A look at Montpelier Re’s natcat risk management indicates that Mid-Atlantic hurricane remains the greatest risk to shareholder equity, with treaty limits of $581m as of January 1 2014 representing a potential 35% hit to shareholder equity. This is a slight reduction in the exposure as of June 1 2013, when the $610 treaty limit represented 38% of shareholder equity. Other US hurricane risks range from $462m limits (Florida hurricane) down to $184m (Hawaii hurricane).

US quake exposure ranges from $546m in on the New Madrid faultline, down to $392m and $372m for California quake and Northwest quake respectively.

Montpelier’s European windstorm is split into three treaty limits – Western Europe ($488m), UK & Ireland ($419m) and Scandinavia ($183m)

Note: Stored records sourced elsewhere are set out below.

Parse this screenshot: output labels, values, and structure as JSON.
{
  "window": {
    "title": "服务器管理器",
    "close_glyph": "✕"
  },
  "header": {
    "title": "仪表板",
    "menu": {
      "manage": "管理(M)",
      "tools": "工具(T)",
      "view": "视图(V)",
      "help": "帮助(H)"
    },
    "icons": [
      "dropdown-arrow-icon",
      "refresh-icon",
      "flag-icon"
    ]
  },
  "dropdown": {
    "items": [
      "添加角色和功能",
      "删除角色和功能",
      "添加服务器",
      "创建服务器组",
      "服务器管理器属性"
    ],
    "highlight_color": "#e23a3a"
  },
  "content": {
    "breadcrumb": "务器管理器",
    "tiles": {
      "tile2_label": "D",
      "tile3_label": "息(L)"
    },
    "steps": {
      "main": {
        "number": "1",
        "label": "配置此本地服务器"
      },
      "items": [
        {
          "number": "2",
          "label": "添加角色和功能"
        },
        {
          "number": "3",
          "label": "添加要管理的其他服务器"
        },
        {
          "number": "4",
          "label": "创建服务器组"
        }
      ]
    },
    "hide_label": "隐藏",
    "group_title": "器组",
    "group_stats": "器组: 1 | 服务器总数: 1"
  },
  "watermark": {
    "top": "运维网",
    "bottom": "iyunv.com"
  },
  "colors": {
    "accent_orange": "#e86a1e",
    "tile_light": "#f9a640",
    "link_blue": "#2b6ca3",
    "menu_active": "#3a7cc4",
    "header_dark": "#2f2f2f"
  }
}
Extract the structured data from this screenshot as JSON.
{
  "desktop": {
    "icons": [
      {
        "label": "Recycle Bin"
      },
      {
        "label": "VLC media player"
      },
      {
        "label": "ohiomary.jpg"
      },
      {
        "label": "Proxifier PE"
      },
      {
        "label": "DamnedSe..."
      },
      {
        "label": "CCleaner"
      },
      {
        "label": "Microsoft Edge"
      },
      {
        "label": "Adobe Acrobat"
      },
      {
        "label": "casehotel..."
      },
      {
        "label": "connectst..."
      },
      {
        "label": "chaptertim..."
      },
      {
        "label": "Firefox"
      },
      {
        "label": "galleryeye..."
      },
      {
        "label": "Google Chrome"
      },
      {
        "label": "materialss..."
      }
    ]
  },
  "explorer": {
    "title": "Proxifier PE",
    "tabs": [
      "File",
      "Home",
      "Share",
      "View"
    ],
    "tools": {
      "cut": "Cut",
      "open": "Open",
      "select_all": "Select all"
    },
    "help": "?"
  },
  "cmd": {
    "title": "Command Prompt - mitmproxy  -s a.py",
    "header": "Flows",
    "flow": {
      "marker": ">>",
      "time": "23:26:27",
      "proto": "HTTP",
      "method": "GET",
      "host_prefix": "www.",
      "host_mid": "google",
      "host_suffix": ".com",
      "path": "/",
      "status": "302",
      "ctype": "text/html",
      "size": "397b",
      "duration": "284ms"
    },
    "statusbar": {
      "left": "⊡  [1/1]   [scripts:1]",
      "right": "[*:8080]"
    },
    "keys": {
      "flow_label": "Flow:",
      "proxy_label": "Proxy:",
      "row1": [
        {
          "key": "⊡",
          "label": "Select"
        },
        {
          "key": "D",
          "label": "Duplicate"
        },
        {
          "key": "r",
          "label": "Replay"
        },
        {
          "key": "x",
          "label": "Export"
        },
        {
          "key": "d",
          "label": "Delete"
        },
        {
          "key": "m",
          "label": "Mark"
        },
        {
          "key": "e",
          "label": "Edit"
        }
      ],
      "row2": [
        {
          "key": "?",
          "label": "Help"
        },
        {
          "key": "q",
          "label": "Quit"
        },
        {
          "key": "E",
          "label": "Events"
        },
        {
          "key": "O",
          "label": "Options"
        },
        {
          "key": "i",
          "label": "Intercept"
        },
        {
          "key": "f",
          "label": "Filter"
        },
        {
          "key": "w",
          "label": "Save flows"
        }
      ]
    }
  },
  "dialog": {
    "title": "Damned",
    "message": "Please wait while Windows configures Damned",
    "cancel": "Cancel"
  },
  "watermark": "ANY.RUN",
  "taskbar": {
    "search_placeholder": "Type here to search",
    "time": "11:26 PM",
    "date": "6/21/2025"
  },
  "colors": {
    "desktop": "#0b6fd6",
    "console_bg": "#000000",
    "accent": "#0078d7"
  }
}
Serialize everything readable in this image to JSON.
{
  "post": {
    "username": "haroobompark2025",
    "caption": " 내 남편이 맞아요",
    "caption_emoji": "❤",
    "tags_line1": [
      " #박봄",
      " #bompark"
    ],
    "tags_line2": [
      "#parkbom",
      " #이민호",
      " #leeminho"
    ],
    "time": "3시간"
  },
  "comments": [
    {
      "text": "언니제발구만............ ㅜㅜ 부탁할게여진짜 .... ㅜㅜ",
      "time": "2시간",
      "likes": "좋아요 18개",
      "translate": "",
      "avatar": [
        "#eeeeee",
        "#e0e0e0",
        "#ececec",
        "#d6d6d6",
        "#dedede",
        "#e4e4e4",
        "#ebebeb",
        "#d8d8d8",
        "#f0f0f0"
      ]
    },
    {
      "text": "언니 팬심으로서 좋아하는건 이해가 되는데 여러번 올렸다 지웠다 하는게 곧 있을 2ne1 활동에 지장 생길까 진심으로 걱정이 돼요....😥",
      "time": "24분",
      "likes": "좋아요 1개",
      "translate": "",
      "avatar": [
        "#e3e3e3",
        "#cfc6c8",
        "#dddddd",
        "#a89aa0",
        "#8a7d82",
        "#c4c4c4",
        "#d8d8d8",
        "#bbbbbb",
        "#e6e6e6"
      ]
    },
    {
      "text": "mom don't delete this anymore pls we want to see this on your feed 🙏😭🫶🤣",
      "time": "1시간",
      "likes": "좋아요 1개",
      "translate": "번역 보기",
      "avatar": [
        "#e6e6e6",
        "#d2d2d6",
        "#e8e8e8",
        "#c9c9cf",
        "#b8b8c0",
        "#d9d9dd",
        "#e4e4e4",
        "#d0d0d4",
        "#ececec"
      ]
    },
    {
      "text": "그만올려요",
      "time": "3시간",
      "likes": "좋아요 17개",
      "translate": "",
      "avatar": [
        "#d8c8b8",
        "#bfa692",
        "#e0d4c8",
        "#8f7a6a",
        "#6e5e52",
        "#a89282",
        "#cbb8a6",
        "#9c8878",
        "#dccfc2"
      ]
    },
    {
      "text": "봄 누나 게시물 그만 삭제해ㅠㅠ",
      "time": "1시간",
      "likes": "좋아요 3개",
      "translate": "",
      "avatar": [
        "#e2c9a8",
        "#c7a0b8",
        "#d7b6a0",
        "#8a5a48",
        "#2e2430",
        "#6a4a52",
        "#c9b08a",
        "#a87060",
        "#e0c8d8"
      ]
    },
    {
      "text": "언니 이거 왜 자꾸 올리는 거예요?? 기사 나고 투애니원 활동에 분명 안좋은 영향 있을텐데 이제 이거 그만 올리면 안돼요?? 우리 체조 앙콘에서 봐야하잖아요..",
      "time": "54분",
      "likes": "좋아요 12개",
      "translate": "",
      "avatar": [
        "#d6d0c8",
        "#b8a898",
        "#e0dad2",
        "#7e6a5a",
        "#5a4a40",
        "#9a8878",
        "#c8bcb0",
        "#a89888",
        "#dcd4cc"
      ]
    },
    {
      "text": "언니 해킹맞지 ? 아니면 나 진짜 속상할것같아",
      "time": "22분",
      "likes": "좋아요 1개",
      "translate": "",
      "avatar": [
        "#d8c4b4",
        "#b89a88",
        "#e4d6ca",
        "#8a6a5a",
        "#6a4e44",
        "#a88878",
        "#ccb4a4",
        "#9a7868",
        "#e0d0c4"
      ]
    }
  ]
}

Elsewhere in the world there is a reasonable diversity to Montpelier Re’s exposure, with eight categories having a top limit of $276m (Japan quake) and a bottom of $150m (Japan windstorm). Japan, Canada, Australia, New Zealand, Turkey and Chile are the quake exposures, while Australia and Japan provide the windstorm exposure.

The 1-in100 year net exposures are $317m for US hurricane, $244m for European windstorm and $187m for US earthquake.